Si instaura quindi un dialogo del tutto personale con il Signore, quello della sposa con Cristo suo Sposo. Una strettissima reciproca appartenenza nell’amore. Ma in questo “io-tu” è effettivamente presente tutta la Chiesa, perché è lei, tutta intera, che ha Cristo come unico Sposo. Sposa, ad un tempo Madre, che genera alla vita nuova, nutrita dal pane della Parola e dal Pane eucaristico.

La monaca è quindi impegnata in un percorso che la farà amare sempre di più. Tutte le cose ordinarie della sua esistenza ne sono trasfigurate.
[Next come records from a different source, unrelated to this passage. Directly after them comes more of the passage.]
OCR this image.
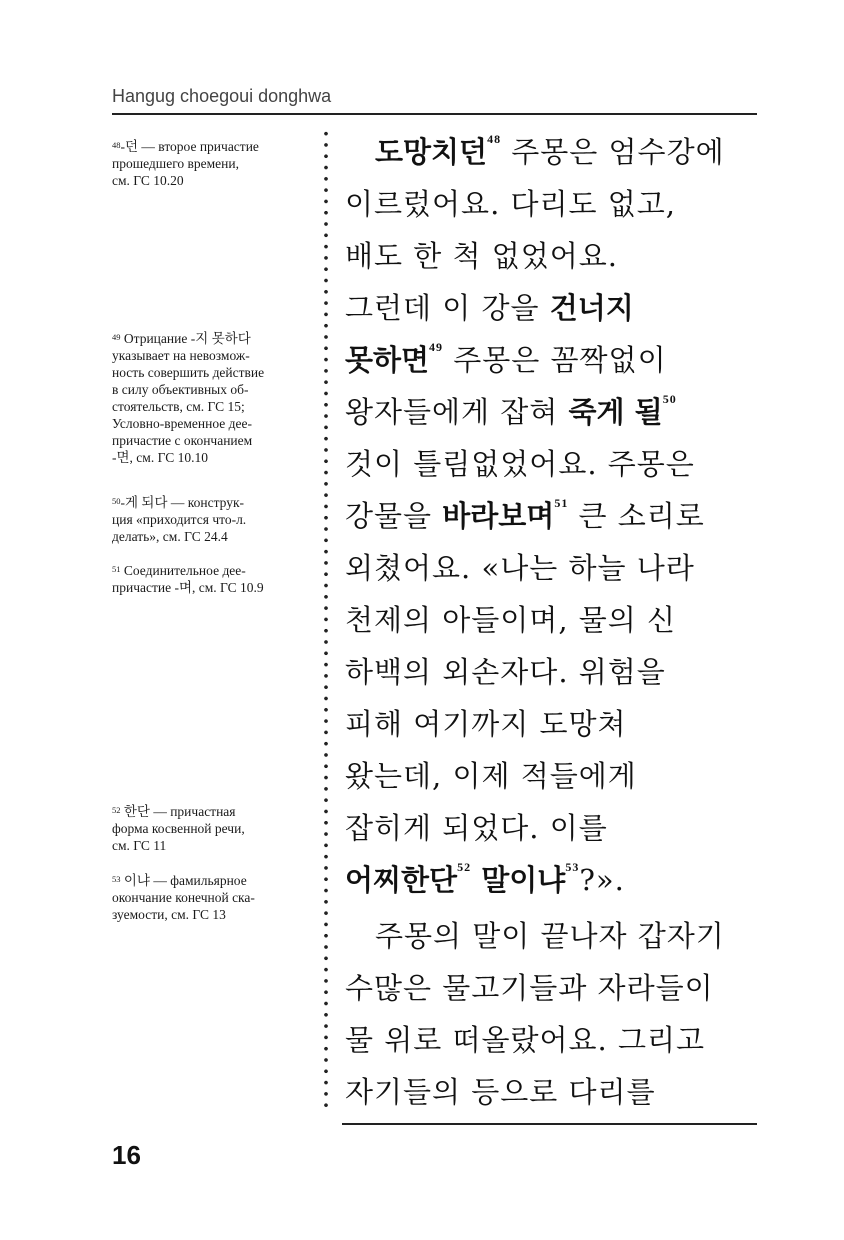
Hangug choegoui donghwa

$^{48}$-던 — второе причастие

прошедшего времени,

см. ГС 10.20

$^{49}$ Отрицание -지 못하다

указывает на невозмож-

ность совершить действие

в силу объективных об-

стоятельств, см. ГС 15;

Условно-временное дее-

причастие с окончанием

-면, см. ГС 10.10

$^{50}$-게 되다 — конструк-

ция «приходится что-л.

делать», см. ГС 24.4

$^{51}$ Соединительное дее-

причастие -며, см. ГС 10.9

$^{52}$ 한단 — причастная

форма косвенной речи,

см. ГС 11

$^{53}$ 이냐 — фамильярное

окончание конечной ска-

зуемости, см. ГС 13

도망치던$^{48}$ 주몽은 엄수강에
이르렀어요. 다리도 없고,
배도 한 척 없었어요.
그런데 이 강을 건너지
못하면$^{49}$ 주몽은 꼼짝없이
왕자들에게 잡혀 죽게 될$^{50}$
것이 틀림없었어요. 주몽은
강물을 바라보며$^{51}$ 큰 소리로
외쳤어요. «나는 하늘 나라
천제의 아들이며, 물의 신
하백의 외손자다. 위험을
피해 여기까지 도망쳐
왔는데, 이제 적들에게
잡히게 되었다. 이를
어찌한단$^{52}$ 말이냐$^{53}$?».
주몽의 말이 끝나자 갑자기
수많은 물고기들과 자라들이
물 위로 떠올랐어요. 그리고
자기들의 등으로 다리를
16
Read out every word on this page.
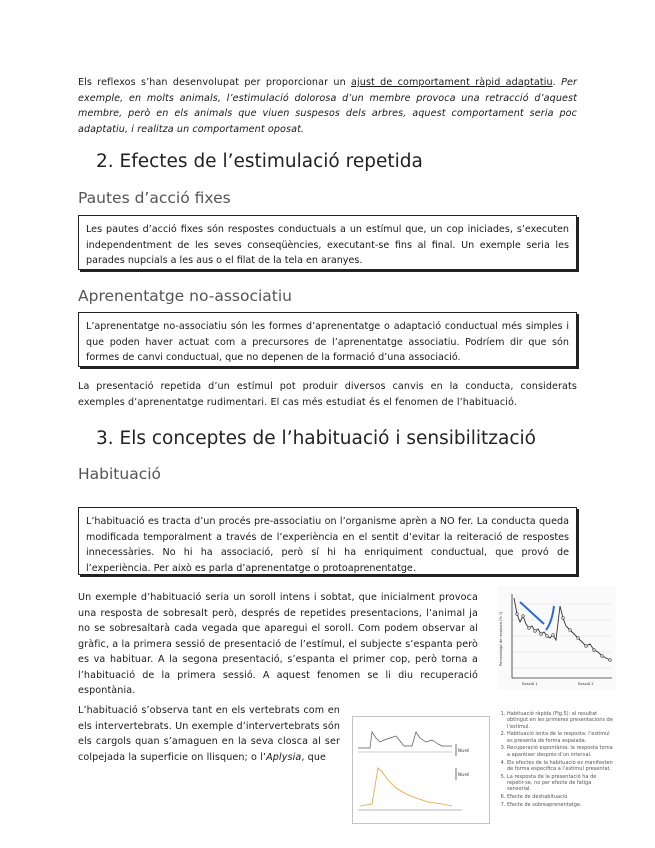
Els reflexos s’han desenvolupat per proporcionar un ajust de comportament ràpid adaptatiu. Per exemple, en molts animals, l’estimulació dolorosa d’un membre provoca una retracció d’aquest membre, però en els animals que viuen suspesos dels arbres, aquest comportament seria poc adaptatiu, i realitza un comportament oposat.
2. Efectes de l’estimulació repetida
Pautes d’acció fixes
Les pautes d’acció fixes són respostes conductuals a un estímul que, un cop iniciades, s’executen independentment de les seves conseqüències, executant-se fins al final. Un exemple seria les parades nupcials a les aus o el filat de la tela en aranyes.
Aprenentatge no-associatiu
L’aprenentatge no-associatiu són les formes d’aprenentatge o adaptació conductual més simples i que poden haver actuat com a precursores de l’aprenentatge associatiu. Podríem dir que són formes de canvi conductual, que no depenen de la formació d’una associació.
La presentació repetida d’un estímul pot produir diversos canvis en la conducta, considerats exemples d’aprenentatge rudimentari. El cas més estudiat és el fenomen de l’habituació.
3. Els conceptes de l’habituació i sensibilització
Habituació
L’habituació es tracta d’un procés pre-associatiu on l’organisme aprèn a NO fer. La conducta queda modificada temporalment a través de l’experiència en el sentit d’evitar la reiteració de respostes innecessàries. No hi ha associació, però sí hi ha enriquiment conductual, que provó de l’experiència. Per això es parla d’aprenentatge o protoaprenentatge.
Un exemple d’habituació seria un soroll intens i sobtat, que inicialment provoca una resposta de sobresalt però, després de repetides presentacions, l’animal ja no se sobresaltarà cada vegada que aparegui el soroll. Com podem observar al gràfic, a la primera sessió de presentació de l’estímul, el subjecte s’espanta però es va habituar. A la segona presentació, s’espanta el primer cop, però torna a l’habituació de la primera sessió. A aquest fenomen se li diu recuperació espontània.
L’habituació s’observa tant en els vertebrats com en els intervertebrats. Un exemple d’intervertebrats són els cargols quan s’amaguen en la seva closca al ser colpejada la superficie on llisquen; o l’Aplysia, que
Percentatge de resposta (% ?)
Sessió 1	Sessió 2
Nivell
Nivell
1. Habituació ràpida (Fig.5): el resultat obtingut en les primeres presentacions de l’estímul.
2. Habituació lenta de la resposta: l’estímul es presenta de forma espaiada.
3. Recuperació espontània: la resposta torna a aparèixer després d’un interval.
4. Els efectes de la habituació es manifesten de forma específica a l’estímul presentat.
5. La resposta de la presentació ha de repetir-se, no per efecte de fatiga sensorial.
6. Efecte de deshabituació.
7. Efecte de sobreaprenentatge.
2. Il luogo della purificazione

Ma questa risposta sarà messa alla prova: a volte da aspre battaglie, ma soprattutto da una piccola lotta persistente, un poco estenuante. Vivere interiormente non è facile. Lo si impara.

La monaca, come ogni essere umano, porta dentro di sé energie che chiedono solo di essere utilizzate. Queste energie la portano verso l’esterno. Le mani hanno bisogno di fare qualcosa, gli occhi di vedere, la mente di occuparsi di pensieri e letture, l’immaginazione di inseguire sogni, la volontà di smarrirsi nella molteplicità dei desideri.
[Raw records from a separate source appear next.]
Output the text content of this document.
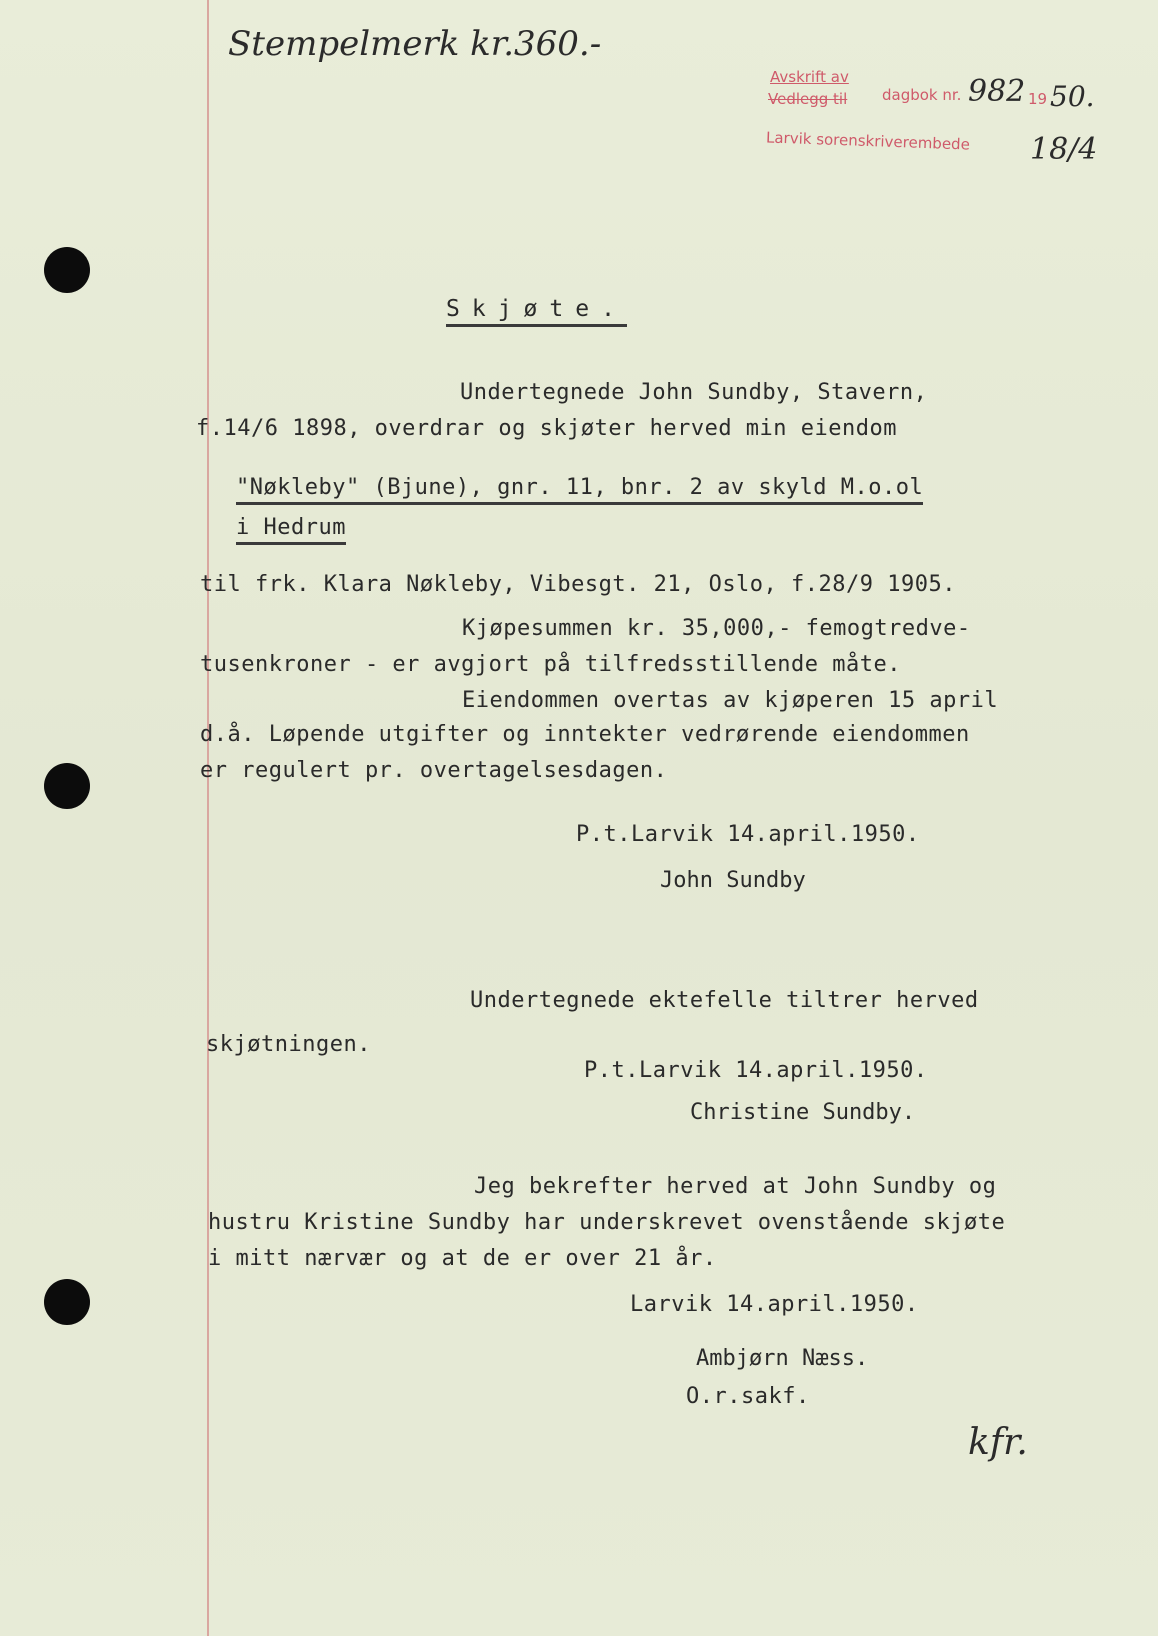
Stempelmerk kr.360.-
Avskrift av
Vedlegg til dagbok nr. 982 19 50.
Larvik sorenskriverembede 18/4
Skjøte.
Undertegnede John Sundby, Stavern,
f.14/6 1898, overdrar og skjøter herved min eiendom
"Nøkleby" (Bjune), gnr. 11, bnr. 2 av skyld M.o.ol
i Hedrum
til frk. Klara Nøkleby, Vibesgt. 21, Oslo, f.28/9 1905.
Kjøpesummen kr. 35,000,- femogtredve-
tusenkroner - er avgjort på tilfredsstillende måte.
Eiendommen overtas av kjøperen 15 april
d.å. Løpende utgifter og inntekter vedrørende eiendommen
er regulert pr. overtagelsesdagen.
P.t.Larvik 14.april.1950.
John Sundby
Undertegnede ektefelle tiltrer herved
skjøtningen.
P.t.Larvik 14.april.1950.
Christine Sundby.
Jeg bekrefter herved at John Sundby og
hustru Kristine Sundby har underskrevet ovenstående skjøte
i mitt nærvær og at de er over 21 år.
Larvik 14.april.1950.
Ambjørn Næss.
O.r.sakf.
kfr.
In presenza di tali aspirazioni che vanno in tutti sensi, può essere grande la tentazione di soddisfarle compensandole in qualsiasi maniera. In realtà, bisogna accettare l’esperienza del vuoto. Qui sta la prova decisiva. Spesso si presenterà sotto l’aspetto di rinunce umili e concrete: il ritmo quotidiano della vita ha le sue prove e le sue molestie. La cella, che all’inizio sembrava grande, può sembrare che si stia restringendo. Desideri di spazio, di viaggiare, possono risvegliarsi. I familiari o gli amici e le amiche sembrano lontano.

La monaca che sperimenta questi vuoti comincia a fare la dolorosa scoperta della sua incapacità di amare nella gratuità. Vede emergere in primo piano la coscienza della propria debolezza, delle sue contraddizioni, delle sue divisioni, della sua schiavitù nei confronti dei desideri.
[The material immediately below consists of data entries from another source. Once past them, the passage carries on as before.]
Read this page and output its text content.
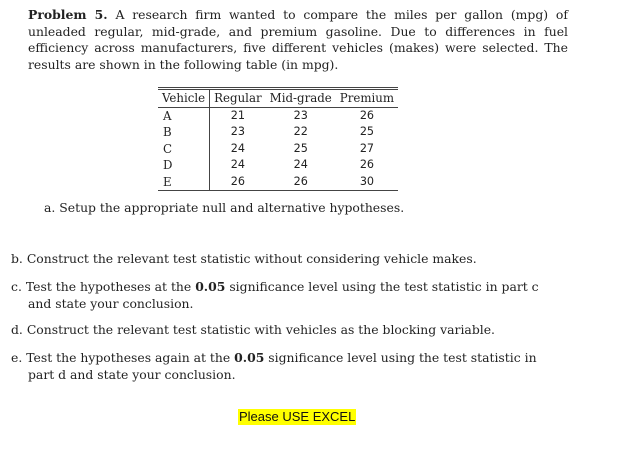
Problem 5. A research firm wanted to compare the miles per gallon (mpg) of unleaded regular, mid-grade, and premium gasoline. Due to differences in fuel efficiency across manufacturers, five different vehicles (makes) were selected. The results are shown in the following table (in mpg).
Vehicle	Regular	Mid-grade	Premium
A	21	23	26
B	23	22	25
C	24	25	27
D	24	24	26
E	26	26	30
a. Setup the appropriate null and alternative hypotheses.
b. Construct the relevant test statistic without considering vehicle makes.
c. Test the hypotheses at the 0.05 significance level using the test statistic in part c
and state your conclusion.
d. Construct the relevant test statistic with vehicles as the blocking variable.
e. Test the hypotheses again at the 0.05 significance level using the test statistic in
part d and state your conclusion.
Please USE EXCEL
Tuttavia, nonostante le cadute, le regressioni, le tentazioni di scoraggiamento, trova sostegno nella decisione iniziale, che Dio le ha posto nel cuore: dare tutto per amore. Nel segreto del cuore è sempre presente il desiderio di Dio. La monaca cerca senza sosta il perdono di Dio, e la Mano divina, che la prenderà e la porterà all’altra sponda, quella del nuovo essere in Cristo. In una parola, ella si salva con la pazienza (Lc 21,19)! Lo Spirito è presente per guidarla. La monaca impara che non produce da sé la grazia di cui ha tanto bisogno. Le viene da un aldilà e le sarà sempre data.

3. L’opera della grazia

A poco a poco ella rinasce ad una nuova esistenza, essenzialmente contrassegnata dalla vita solitaria. Su questa base fondamentale e sotto la mozione dello Spirito Santo, ciascuna trova in piena libertà il “suo” cammino di preghiera, affidandosi ai nostri amici, i Santi, che questo cammino hanno già percorso vittoriosamente. Così tutte le “scuole di spiritualità” possono trovar posto in Certosa.

La monaca, dunque, guidata non più dalle proprie energie ma dalla grazia divina, trova gradualmente il suo centro dentro di sé. Sa, nella fede, di portare nel cuore un Mistero grandissimo. La Santissima Trinità è lì tutta intera. Cristo abita nel suo cuore. Ella sa di essere chiamata, invitata dal Signore, a questo: vivere della Sorgente interiore, lasciarla sgorgare e operare in essa.

Lo Spirito porterà il vero “cibo” a ciascuna delle sue tendenze, per unificarle, stabilizzarle come ancorandole nella memoria incessante del Nome divino. Le dà prima di tutto di accettare, senza voltarsi indietro, di essere privata di tutto, di sperimentare la sua povertà senza cercare di riempire l’abisso che si va estendendo, di rinunciare a trovare il proprio valore in ciò che fa. Quando il seme è seminato nel terreno, dapprima non c’è più nulla di visibile, nient’altro che la nuda terra. Eppure il seme porta frutto. A poco a poco avviene un’unificazione dell’anima, che si risolve in un solo semplice atto: diventare tutto sguardo, sguardo fisso sull’Amato.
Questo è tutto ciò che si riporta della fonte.